Trotz «China Cables»: Bund will keine Sanktionen gegen China
Das Wichtigste in Kürze
- Geheime Dokumente enthüllen die systematische Unterdrückung von Minderheiten in China.
- Menschenrechtler fordern von der Schweiz Sanktionen gegen China.
- Beim Bund heisst es, man habe die Besorgnis mehrfach zum Ausdruck gebracht.
Sie sind Muslime und darum der chinesischen Regierung ein Dorn im Auge. Die kommunistische Führung steckt die Minderheit der Uiguren zu Hunderttausenden in Umerziehungslager und verfolgt sie systematisch. Was bisher nur über Zeugenaussagen erahnbar war, ist seit Sonntag belegt.
Das Konsortium Investigativer Journalisten (ICIJ) hat die chinesische Unterdrückungsmaschinerie umfassend aufgedeckt. Sie stützen sich auf geheime Dokumente der Kommunistischen Partei, den sogenannten «China Cables».
Menschenrechtler schätzen, dass bis zu einer Million Uiguren in solche Umerziehungslager gesteckt worden sein könnten – in der Regel für mindestens ein Jahr, wie aus den geheimen Dokumenten hervorgeht.

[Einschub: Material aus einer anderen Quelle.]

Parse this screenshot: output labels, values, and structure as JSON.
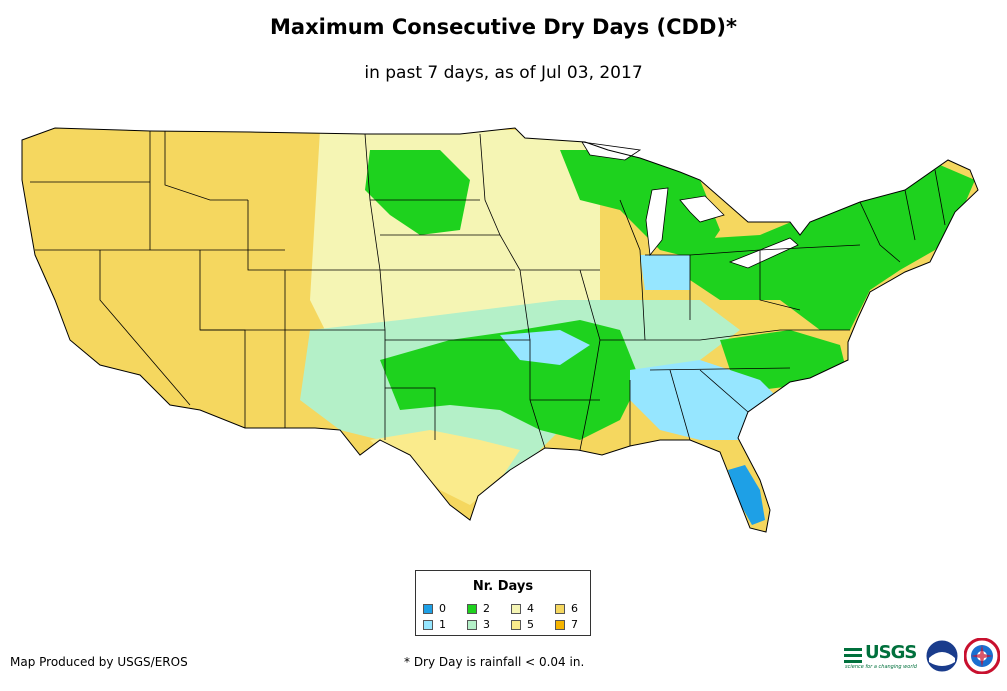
{
  "header": {
    "title": "Maximum Consecutive Dry Days (CDD)*",
    "subtitle": "in past 7 days, as of Jul 03, 2017"
  },
  "legend": {
    "title": "Nr. Days",
    "items": [
      {
        "label": "0",
        "color": "#1ea0e6"
      },
      {
        "label": "1",
        "color": "#96e6ff"
      },
      {
        "label": "2",
        "color": "#1ed21e"
      },
      {
        "label": "3",
        "color": "#b4f0c8"
      },
      {
        "label": "4",
        "color": "#f5f5b4"
      },
      {
        "label": "5",
        "color": "#faeb8c"
      },
      {
        "label": "6",
        "color": "#f5d75f"
      },
      {
        "label": "7",
        "color": "#f5b400"
      }
    ]
  },
  "footer": {
    "credit": "Map Produced by USGS/EROS",
    "note": "* Dry Day is rainfall < 0.04 in."
  },
  "logos": {
    "usgs": "USGS",
    "usgs_tagline": "science for a changing world",
    "noaa": "noaa-logo",
    "nws": "nws-logo"
  },
  "map": {
    "region": "Contiguous United States",
    "border_color": "#000000",
    "dominant_values": {
      "west": "6",
      "north_plains": "4",
      "east": "2",
      "southeast": "1",
      "texas_panhandle_region": "3"
    }
  }
}
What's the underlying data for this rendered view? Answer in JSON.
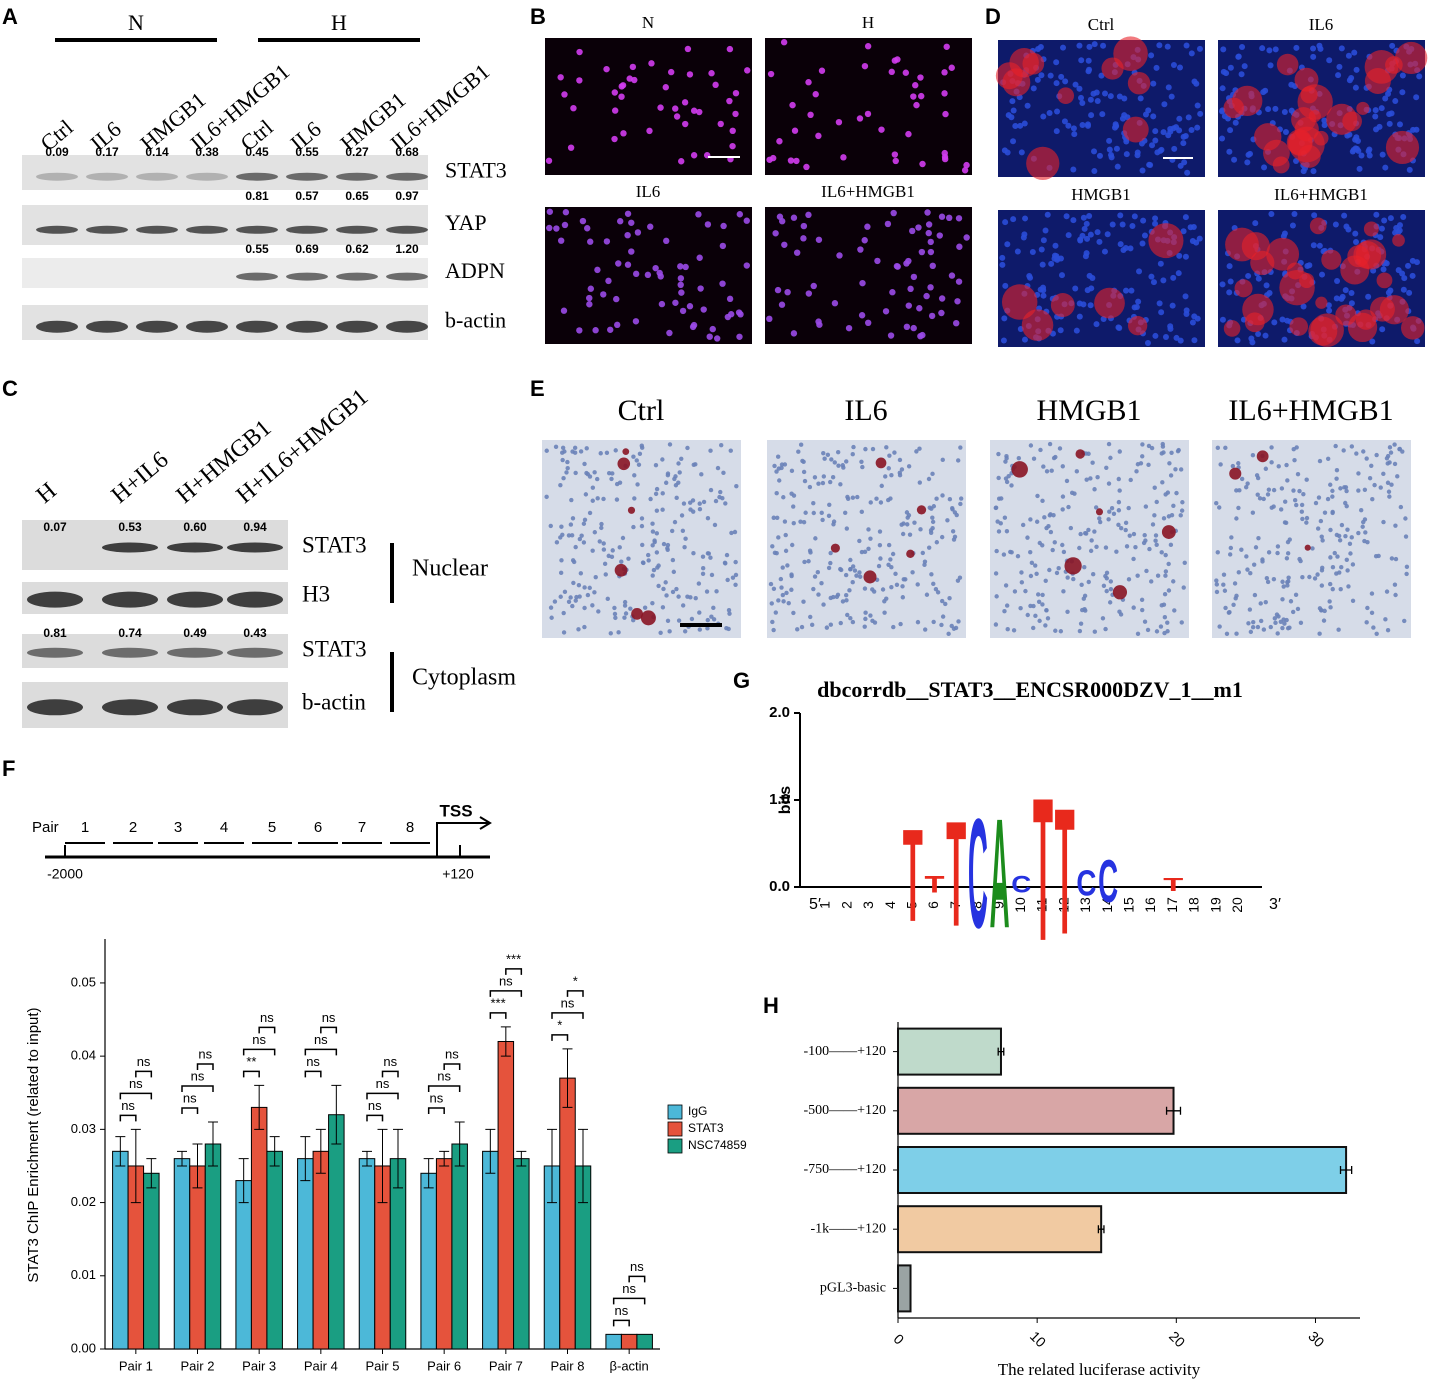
{
  "figure": {
    "A": {
      "label": "A",
      "groups": [
        "N",
        "H"
      ],
      "lanes": [
        "Ctrl",
        "IL6",
        "HMGB1",
        "IL6+HMGB1",
        "Ctrl",
        "IL6",
        "HMGB1",
        "IL6+HMGB1"
      ],
      "blots": [
        {
          "name": "STAT3",
          "quant": [
            "0.09",
            "0.17",
            "0.14",
            "0.38",
            "0.45",
            "0.55",
            "0.27",
            "0.68"
          ]
        },
        {
          "name": "YAP",
          "quant": [
            "0.81",
            "0.57",
            "0.65",
            "0.97"
          ]
        },
        {
          "name": "ADPN",
          "quant": [
            "0.55",
            "0.69",
            "0.62",
            "1.20"
          ]
        },
        {
          "name": "b-actin"
        }
      ]
    },
    "B": {
      "label": "B",
      "images": [
        "N",
        "H",
        "IL6",
        "IL6+HMGB1"
      ]
    },
    "C": {
      "label": "C",
      "lanes": [
        "H",
        "H+IL6",
        "H+HMGB1",
        "H+IL6+HMGB1"
      ],
      "blots": [
        {
          "name": "STAT3",
          "quant": [
            "0.07",
            "0.53",
            "0.60",
            "0.94"
          ]
        },
        {
          "name": "H3"
        },
        {
          "name": "STAT3",
          "quant": [
            "0.81",
            "0.74",
            "0.49",
            "0.43"
          ]
        },
        {
          "name": "b-actin"
        }
      ],
      "fractions": [
        "Nuclear",
        "Cytoplasm"
      ]
    },
    "D": {
      "label": "D",
      "images": [
        "Ctrl",
        "IL6",
        "HMGB1",
        "IL6+HMGB1"
      ]
    },
    "E": {
      "label": "E",
      "images": [
        "Ctrl",
        "IL6",
        "HMGB1",
        "IL6+HMGB1"
      ]
    },
    "F": {
      "label": "F",
      "pair_label": "Pair",
      "pairs": [
        "1",
        "2",
        "3",
        "4",
        "5",
        "6",
        "7",
        "8"
      ],
      "tss": "TSS",
      "start": "-2000",
      "end": "+120"
    },
    "G": {
      "label": "G",
      "title": "dbcorrdb__STAT3__ENCSR000DZV_1__m1",
      "ylabel": "bits",
      "yticks": [
        {
          "value": 0,
          "label": "0.0"
        },
        {
          "value": 1,
          "label": "1.0"
        },
        {
          "value": 2,
          "label": "2.0"
        }
      ],
      "ylim": [
        0,
        2
      ],
      "positions": [
        1,
        2,
        3,
        4,
        5,
        6,
        7,
        8,
        9,
        10,
        11,
        12,
        13,
        14,
        15,
        16,
        17,
        18,
        19,
        20
      ],
      "five_prime": "5′",
      "three_prime": "3′",
      "letter_colors": {
        "A": "#1c8c1c",
        "C": "#2633e0",
        "G": "#f2a20c",
        "T": "#e8291c"
      },
      "logo": [
        {
          "position": 5,
          "letter": "T",
          "bits": 1.1
        },
        {
          "position": 6,
          "letter": "T",
          "bits": 0.2
        },
        {
          "position": 7,
          "letter": "T",
          "bits": 1.25
        },
        {
          "position": 8,
          "letter": "C",
          "bits": 1.3
        },
        {
          "position": 9,
          "letter": "A",
          "bits": 1.3
        },
        {
          "position": 10,
          "letter": "C",
          "bits": 0.2
        },
        {
          "position": 11,
          "letter": "T",
          "bits": 1.7
        },
        {
          "position": 12,
          "letter": "T",
          "bits": 1.5
        },
        {
          "position": 13,
          "letter": "C",
          "bits": 0.3
        },
        {
          "position": 14,
          "letter": "C",
          "bits": 0.5
        },
        {
          "position": 17,
          "letter": "T",
          "bits": 0.15
        }
      ]
    },
    "H": {
      "label": "H"
    }
  },
  "chart_data": [
    {
      "type": "bar",
      "ylabel": "STAT3 ChIP Enrichment (related to input)",
      "categories": [
        "Pair 1",
        "Pair 2",
        "Pair 3",
        "Pair 4",
        "Pair 5",
        "Pair 6",
        "Pair 7",
        "Pair 8",
        "β-actin"
      ],
      "series": [
        {
          "name": "IgG",
          "color": "#4cb8d8",
          "values": [
            0.027,
            0.026,
            0.023,
            0.026,
            0.026,
            0.024,
            0.027,
            0.025,
            0.002
          ],
          "errors": [
            0.002,
            0.001,
            0.003,
            0.003,
            0.001,
            0.002,
            0.003,
            0.005,
            0
          ]
        },
        {
          "name": "STAT3",
          "color": "#e5533c",
          "values": [
            0.025,
            0.025,
            0.033,
            0.027,
            0.025,
            0.026,
            0.042,
            0.037,
            0.002
          ],
          "errors": [
            0.005,
            0.003,
            0.003,
            0.003,
            0.005,
            0.001,
            0.002,
            0.004,
            0
          ]
        },
        {
          "name": "NSC74859",
          "color": "#1a9e82",
          "values": [
            0.024,
            0.028,
            0.027,
            0.032,
            0.026,
            0.028,
            0.026,
            0.025,
            0.002
          ],
          "errors": [
            0.002,
            0.003,
            0.002,
            0.004,
            0.004,
            0.003,
            0.001,
            0.005,
            0
          ]
        }
      ],
      "significance": [
        [
          "ns",
          "ns",
          "ns"
        ],
        [
          "ns",
          "ns",
          "ns"
        ],
        [
          "**",
          "ns",
          "ns"
        ],
        [
          "ns",
          "ns",
          "ns"
        ],
        [
          "ns",
          "ns",
          "ns"
        ],
        [
          "ns",
          "ns",
          "ns"
        ],
        [
          "***",
          "ns",
          "***"
        ],
        [
          "*",
          "ns",
          "*"
        ],
        [
          "ns",
          "ns",
          "ns"
        ]
      ],
      "ylim": [
        0,
        0.056
      ],
      "yticks": [
        {
          "value": 0,
          "label": "0.00"
        },
        {
          "value": 0.01,
          "label": "0.01"
        },
        {
          "value": 0.02,
          "label": "0.02"
        },
        {
          "value": 0.03,
          "label": "0.03"
        },
        {
          "value": 0.04,
          "label": "0.04"
        },
        {
          "value": 0.05,
          "label": "0.05"
        }
      ],
      "legend": "right"
    },
    {
      "type": "hbar",
      "xlabel": "The related luciferase activity",
      "categories": [
        "-100——+120",
        "-500——+120",
        "-750——+120",
        "-1k——+120",
        "pGL3-basic"
      ],
      "values": [
        7.4,
        19.8,
        32.2,
        14.6,
        0.9
      ],
      "errors": [
        0.2,
        0.5,
        0.4,
        0.2,
        0
      ],
      "colors": [
        "#bfdacb",
        "#d8a6a6",
        "#7ecfe8",
        "#f1caa2",
        "#9aa3a3"
      ],
      "xlim": [
        0,
        33.2
      ],
      "xticks": [
        0,
        10,
        20,
        30
      ]
    }
  ]
}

Sogar im Ausland würde China seine Botschaften und Konsulate einsetzen, um Uiguren zu bespitzeln.
Auch Schweizer Menschenrechtler sind besorgt
Die neusten Enthüllungen zu Chinas brutalem Unterdrückungsapparat schockieren auch die Gesellschaft für bedrohte Völker (GfbV). Hierzulande leben gemäss Angela Mattli von GfbV wenige hundert geflüchtete Uiguren.
Doch vor allem die wirtschaftliche Zusammenarbeit zwischen der Schweiz und China bereiten der Menschenrechtsorganisation Sorgen. «Wir erwarten eine bessere Kontrolle von Produkten, die aus Ostturkestan importiert werden», sagt Mattli. China hatte die ehemalige islamische Republik Ostturkestan 1949 einverleibt und in Xinjiang umbenannt.

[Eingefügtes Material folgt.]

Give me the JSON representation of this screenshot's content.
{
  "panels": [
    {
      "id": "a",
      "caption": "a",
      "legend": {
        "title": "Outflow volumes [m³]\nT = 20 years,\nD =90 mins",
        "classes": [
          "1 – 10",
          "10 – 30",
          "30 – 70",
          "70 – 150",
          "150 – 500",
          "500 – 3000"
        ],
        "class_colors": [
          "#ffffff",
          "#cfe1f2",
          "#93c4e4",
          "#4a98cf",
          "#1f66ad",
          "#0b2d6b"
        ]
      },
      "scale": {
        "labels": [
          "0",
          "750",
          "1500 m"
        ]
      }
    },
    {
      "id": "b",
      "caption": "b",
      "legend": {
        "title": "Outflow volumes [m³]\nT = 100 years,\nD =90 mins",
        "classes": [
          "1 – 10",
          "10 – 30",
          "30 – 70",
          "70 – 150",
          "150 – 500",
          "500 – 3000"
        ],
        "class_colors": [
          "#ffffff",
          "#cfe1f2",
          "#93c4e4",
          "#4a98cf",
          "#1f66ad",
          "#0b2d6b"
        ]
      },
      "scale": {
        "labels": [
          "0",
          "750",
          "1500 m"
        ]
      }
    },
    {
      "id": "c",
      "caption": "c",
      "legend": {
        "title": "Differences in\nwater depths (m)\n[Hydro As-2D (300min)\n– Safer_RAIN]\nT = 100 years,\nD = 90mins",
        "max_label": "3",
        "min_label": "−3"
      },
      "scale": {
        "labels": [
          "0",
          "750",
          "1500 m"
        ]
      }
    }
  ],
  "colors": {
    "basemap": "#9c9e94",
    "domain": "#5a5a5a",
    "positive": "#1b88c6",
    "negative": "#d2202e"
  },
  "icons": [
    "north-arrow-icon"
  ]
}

Darunter seien zum Beispiel Baumwoll-Produkte, die mutmasslich in Zwangslagern hergestellt würden. «Solche Produkte dürfen in der Schweiz nicht verkauft werden. Wir verlangen Sanktionen diesbezüglich», sagt die Kampagnen-Leiterin der international unabhängigen Menschenrechtsorganisation.
«Menschenrechte haben Vorrang»
Wegen des Freihandelsabkommens mit China stehe die Schweiz in der Verantwortung, die Menschenrechtssituation in China zu beobachten und entsprechend zu handeln. «Die Schweiz muss sich für die Uiguren einsetzen, auch wenn es wirtschaftliche Konsequenzen haben könnte. Die Menschenrechte haben Vorrang», betont Angela Mattli.
Weiterer Sorgen-Punkt diesbezüglich sei die «Neue Seidenstrasse», die ebenfalls durch Ostturkestan führt. Auch dort müsse die Schweiz genau hinschauen, ob die Menschenrechte eingehalten würden.
Bund: «Besorgnis mehrfach zum Ausdruck gebracht»
Das Staatssekretariat für Migration SEM spricht ebenfalls von «nur sehr wenigen» Uiguren, die hier um Asyl ersuchen würden. Doch auch beim Bund beachte man die chinesischen Regionen, die mehrheitlich von ethnischen Minderheiten bewohnt werden, sehr genau – auch die Region Xinjiang. «Sämtliche neuen Berichte, darunter auch die sogenannten ‹China Cables›, fliessen in diese rollende Lageanalyse ein», so das SEM.
Das Aussendepartement um Aussenminister Ignazio Cassis lässt ausrichten: «Die Schweiz hat ihre Besorgnis über die Menschenrechtslage in Xinjiang bereits mehrfach zum Ausdruck gebracht und benutzt dafür die ganze Palette an diplomatischen Werkzeugen, die ihr dazu zur Verfügung steht.»
Bundesrat Cassis habe Ende Oktober beim Treffen mit dem chinesischen Aussenminister Wang Yi in Bern die Besorgnis der Schweiz deutlich gemacht. Bereits im März habe die Schweiz zudem beim Uno-Menschenrechtsrat eine unabhängige Untersuchung gefordert.
Von wirtschaftlichen Sanktionen heisst es bislang jedoch nichts. Nur soviel: Im Juli 2019 habe die Schweiz multilateral einen gemeinsamen Brief an den Präsidenten des Uno-Menschenrechtsrats und an die Hochkommissarin für Menschenrechte zur Situation in Xinjiang unterzeichnet. Darin würde der ungehinderte Zugang der UNO Hochkommissarin für Menschenrechte nach Xinjiang gefordert.